The tanner’s trade is an ancient one indeed: the sum of traditional knowledge and the age-old need for warmth in winter. Yet even today the same process is followed to turn animal hides into warm, hard-wearing clothing and accessories. The tanner needs patience and passion for his work, as well the ability to work with different kinds of hide, which have to be processed in exactly the right way and with exactly the right raw materials. Today, the tanning process is carried out almost exclusively in large tanneries, using industrial machines and mineral tanning solutions. Tanneries take the animal hides left over as by-products of the food industry and transform them into shoes, bags, jackets and upholstery. The various phases of the process, from the curing of raw hides to the tanning phase itself, the dying and the finishing consume vast quantities of water and require a large number of machines and mineral or animal derived chemical solutions. Tanneries therefore need continuous and highly qualified technical assistance. If engineers have a van upfitted to provide the service the industry needs, they can move easily from one tannery to another, maintaining or repairing machines as needed.
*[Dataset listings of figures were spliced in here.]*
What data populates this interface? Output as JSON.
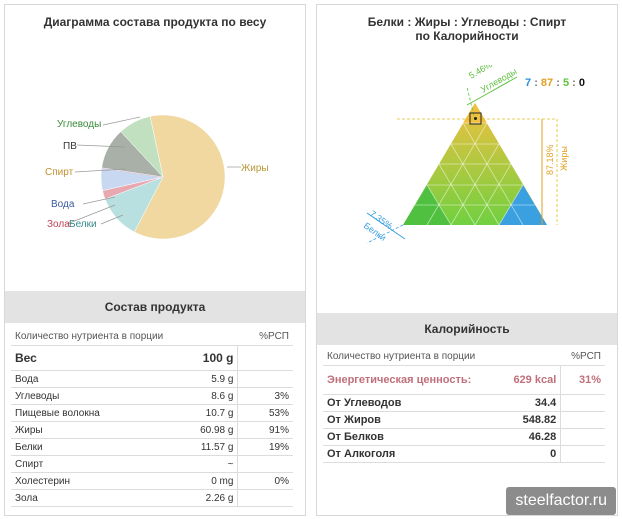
{
  "left_panel": {
    "title": "Диаграмма состава продукта по весу",
    "pie_labels": {
      "fat": "Жиры",
      "carbs": "Углеводы",
      "fiber": "ПВ",
      "alcohol": "Спирт",
      "water": "Вода",
      "ash": "Зола",
      "protein": "Белки"
    },
    "section_title": "Состав продукта",
    "table": {
      "header_name": "Количество нутриента в порции",
      "header_pct": "%РСП",
      "weight_label": "Вес",
      "weight_value": "100 g",
      "rows": [
        {
          "name": "Вода",
          "value": "5.9 g",
          "pct": ""
        },
        {
          "name": "Углеводы",
          "value": "8.6 g",
          "pct": "3%"
        },
        {
          "name": "Пищевые волокна",
          "value": "10.7 g",
          "pct": "53%"
        },
        {
          "name": "Жиры",
          "value": "60.98 g",
          "pct": "91%"
        },
        {
          "name": "Белки",
          "value": "11.57 g",
          "pct": "19%"
        },
        {
          "name": "Спирт",
          "value": "~",
          "pct": ""
        },
        {
          "name": "Холестерин",
          "value": "0 mg",
          "pct": "0%"
        },
        {
          "name": "Зола",
          "value": "2.26 g",
          "pct": ""
        }
      ]
    }
  },
  "chart_data": {
    "type": "pie",
    "title": "Диаграмма состава продукта по весу",
    "categories": [
      "Жиры",
      "Углеводы",
      "ПВ",
      "Спирт",
      "Вода",
      "Зола",
      "Белки"
    ],
    "values": [
      60.98,
      8.6,
      10.7,
      0,
      5.9,
      2.26,
      11.57
    ],
    "colors": [
      "#f0d8a0",
      "#c0e0c0",
      "#a8b0a8",
      "#ffffff",
      "#c8d8f0",
      "#e8a8b0",
      "#b8e0e0"
    ]
  },
  "right_panel": {
    "title_line1": "Белки : Жиры : Углеводы : Спирт",
    "title_line2": "по Калорийности",
    "ratio": {
      "protein": "7",
      "fat": "87",
      "carbs": "5",
      "alcohol": "0",
      "sep": ":"
    },
    "ratio_colors": {
      "protein": "#2a8fd0",
      "fat": "#e0a020",
      "carbs": "#60c040",
      "alcohol": "#111111"
    },
    "triangle_labels": {
      "carbs_pct": "5.46%",
      "carbs_name": "Углеводы",
      "fat_pct": "87.18%",
      "fat_name": "Жиры",
      "protein_pct": "7.35%",
      "protein_name": "Белки"
    },
    "section_title": "Калорийность",
    "header_name": "Количество нутриента в порции",
    "header_pct": "%РСП",
    "energy_label": "Энергетическая ценность:",
    "energy_value": "629 kcal",
    "energy_pct": "31%",
    "rows": [
      {
        "name": "От Углеводов",
        "value": "34.4"
      },
      {
        "name": "От Жиров",
        "value": "548.82"
      },
      {
        "name": "От Белков",
        "value": "46.28"
      },
      {
        "name": "От Алкоголя",
        "value": "0"
      }
    ]
  },
  "watermark": "steelfactor.ru"
}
Tanning is a “dirty” job: hides have to be treated with a large number of chemical agents to turn them into the soft, shiny garments displayed in the windows of fashion clothing and footwear chains, or into the supple leather on our three-piece suites. Inevitably the machines and equipment involved in the tanning process are often covered in mineral oils and other substances that could leave indelible stains on the inside of a van when servicing work has to be done on site. That is why it was indispensable to cover the walls and floor of this Master with panels strong enough to provide protection during service operations and easy to clean afterwards. As these photos show, the floor is covered in a sheet of resinated plywood that resists humidity and provides a non-slip surface. The bulkhead wall is covered with aluminium tread plate, and the side walls and rear doors are also fully protected by aluminium panels. This not only eliminates the risk of the van body being dented during loading and unloading operations, but also allows the van interior to be wiped down and cleaned with a minimum of effort.
The interior of this Master tannery service vehicle has been upfitted to match the customer’s needs. Let’s have a look around.
Left side. On this side, two distinct units have been installed on a base formed by two wheel arch covers, only partly closed with a door, and the other fitted with a lashing strap and hooks. The section nearest the rear door provides storage space for small items, tools and spare parts. The two drawers are fitted with anti-slip mats and contain 16 small removable containers. There is also a shelf with a fully opening slide-and-rotate door. The central section is dedicated to shelving and provides a total of four large shelves, divided into different sections by practical metal dividers. The space at the top houses a tray for long items.
Right side. This side of the van serves as a mobile workshop for the tannery service engineer. It consists of a workbench with a resinated plywood top, fitted over a four element drawer unit, itself supported by a wheel arch cover with a slide-and-rotate door. The workbench is illuminated by a LED light unit. Above it, multi-box drawer units with transparent containers provide clear and easy access to the hardware and spare parts stored inside. The Master has also been fitted with a number of electrical power sockets, a fold-away vice, and, of course, an essential paper roll holder.
This vehicle is fitted with various Syncro System lashing accessories to secure equipment and materials.